New research by researchers from Beijing Academy of Artificial Intelligence, Tsinghua University, and Peking University introduces Emu2, a 37-billion-parameter model, trained and evaluated on several multimodal tasks. Their findings show that when scaled up, a multimodal generative pretrained model can learn similarly in context and generalize well to new multimodal tasks. The objective of the predict-the-next-multimodal-element (textual tokens or visual embeddings) is the only one used during Emu2’s training. This unified generative pretraining technique trains models by utilizing large-scale multimodal sequences, such as text, image-text pairs, and interleaved image-text video.

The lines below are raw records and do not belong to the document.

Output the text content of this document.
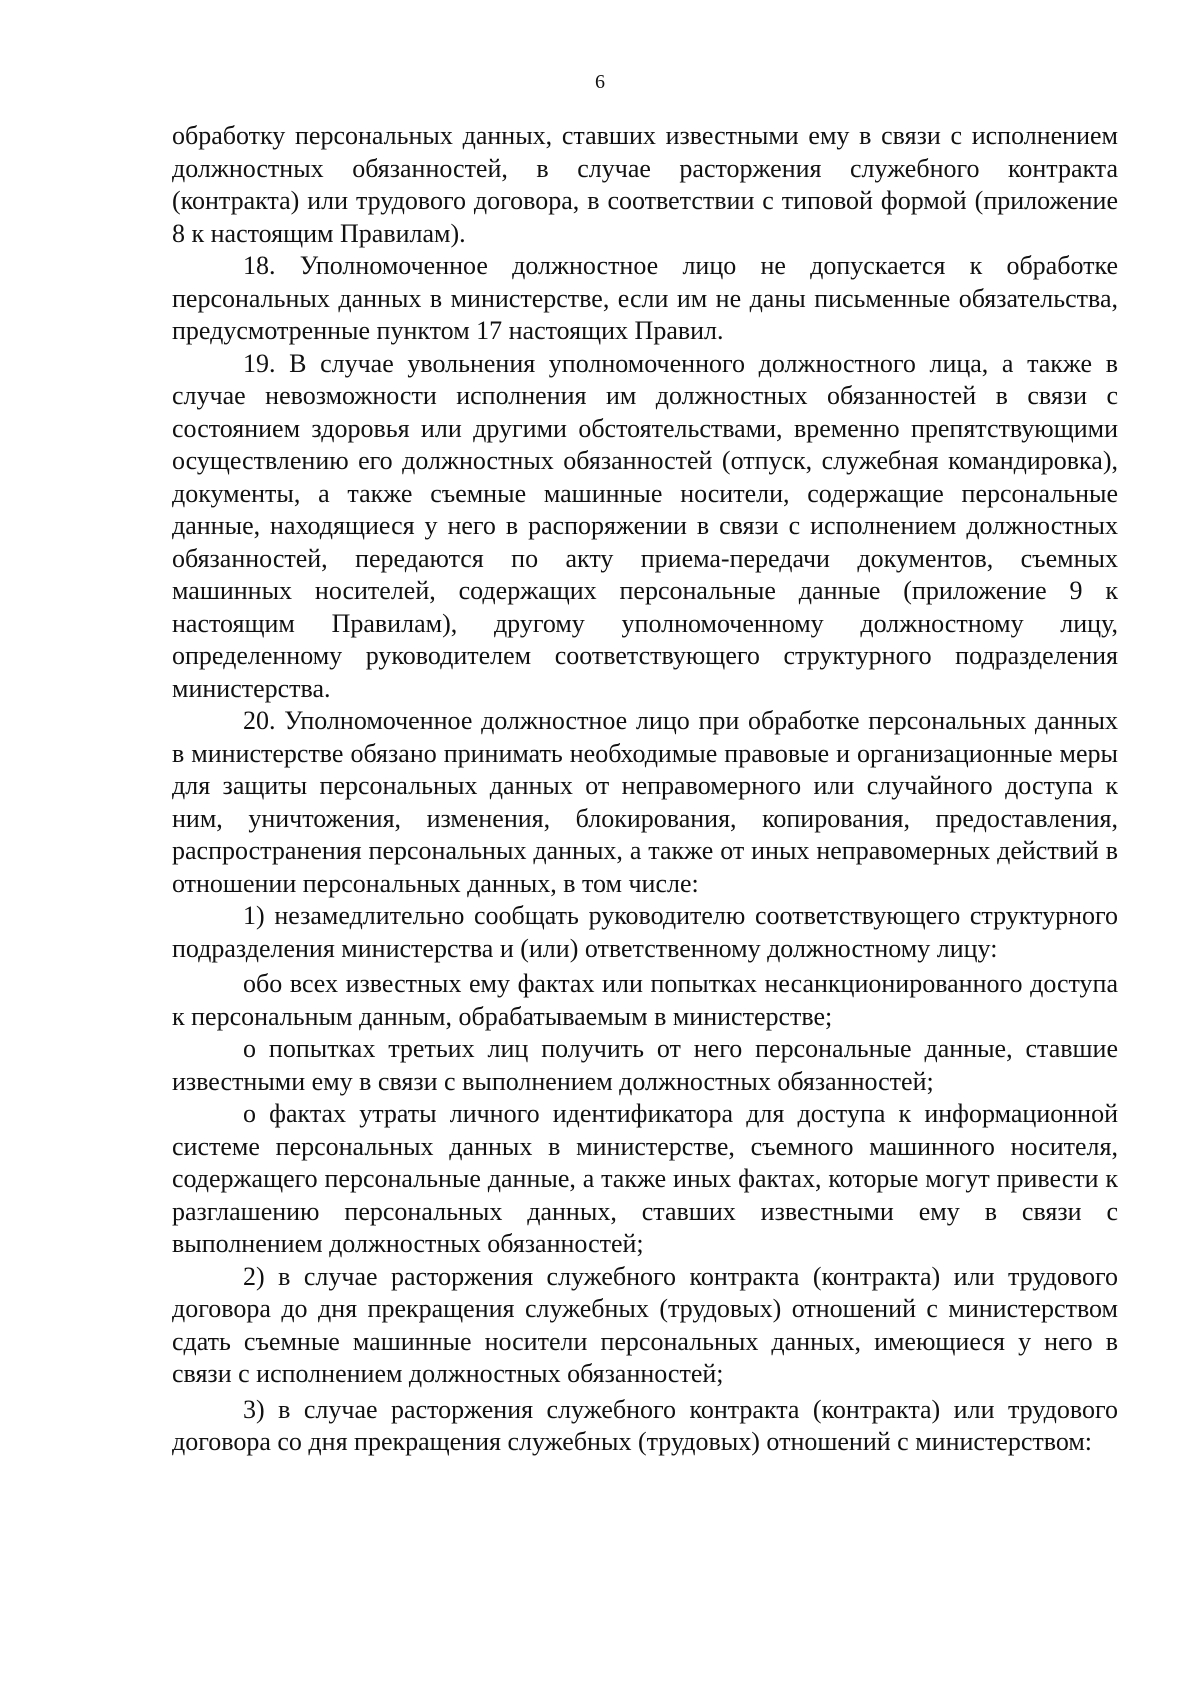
6

обработку персональных данных, ставших известными ему в связи с исполнением должностных обязанностей, в случае расторжения служебного контракта (контракта) или трудового договора, в соответствии с типовой формой (приложение 8 к настоящим Правилам).

18. Уполномоченное должностное лицо не допускается к обработке персональных данных в министерстве, если им не даны письменные обязательства, предусмотренные пунктом 17 настоящих Правил.

19. В случае увольнения уполномоченного должностного лица, а также в случае невозможности исполнения им должностных обязанностей в связи с состоянием здоровья или другими обстоятельствами, временно препятствующими осуществлению его должностных обязанностей (отпуск, служебная командировка), документы, а также съемные машинные носители, содержащие персональные данные, находящиеся у него в распоряжении в связи с исполнением должностных обязанностей, передаются по акту приема-передачи документов, съемных машинных носителей, содержащих персональные данные (приложение 9 к настоящим Правилам), другому уполномоченному должностному лицу, определенному руководителем соответствующего структурного подразделения министерства.

20. Уполномоченное должностное лицо при обработке персональных данных в министерстве обязано принимать необходимые правовые и организационные меры для защиты персональных данных от неправомерного или случайного доступа к ним, уничтожения, изменения, блокирования, копирования, предоставления, распространения персональных данных, а также от иных неправомерных действий в отношении персональных данных, в том числе:

1) незамедлительно сообщать руководителю соответствующего структурного подразделения министерства и (или) ответственному должностному лицу:

обо всех известных ему фактах или попытках несанкционированного доступа к персональным данным, обрабатываемым в министерстве;

о попытках третьих лиц получить от него персональные данные, ставшие известными ему в связи с выполнением должностных обязанностей;

о фактах утраты личного идентификатора для доступа к информационной системе персональных данных в министерстве, съемного машинного носителя, содержащего персональные данные, а также иных фактах, которые могут привести к разглашению персональных данных, ставших известными ему в связи с выполнением должностных обязанностей;

2) в случае расторжения служебного контракта (контракта) или трудового договора до дня прекращения служебных (трудовых) отношений с министерством сдать съемные машинные носители персональных данных, имеющиеся у него в связи с исполнением должностных обязанностей;

3) в случае расторжения служебного контракта (контракта) или трудового договора со дня прекращения служебных (трудовых) отношений с министерством:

The Emu2 model is generative and multimodal; it learns in a multimodal setting to predict the next element. Visual Encoder, Multimodal Modeling, and Visual Decoder are the three main parts of Emu2’s design. To prepare for autoregressive multimodal modeling, the Visual Encoder tokenizes all input images into continuous embeddings, subsequently interleaved with text tokens. The Visual Decoder turns the regressed visual embeddings into a movie or image.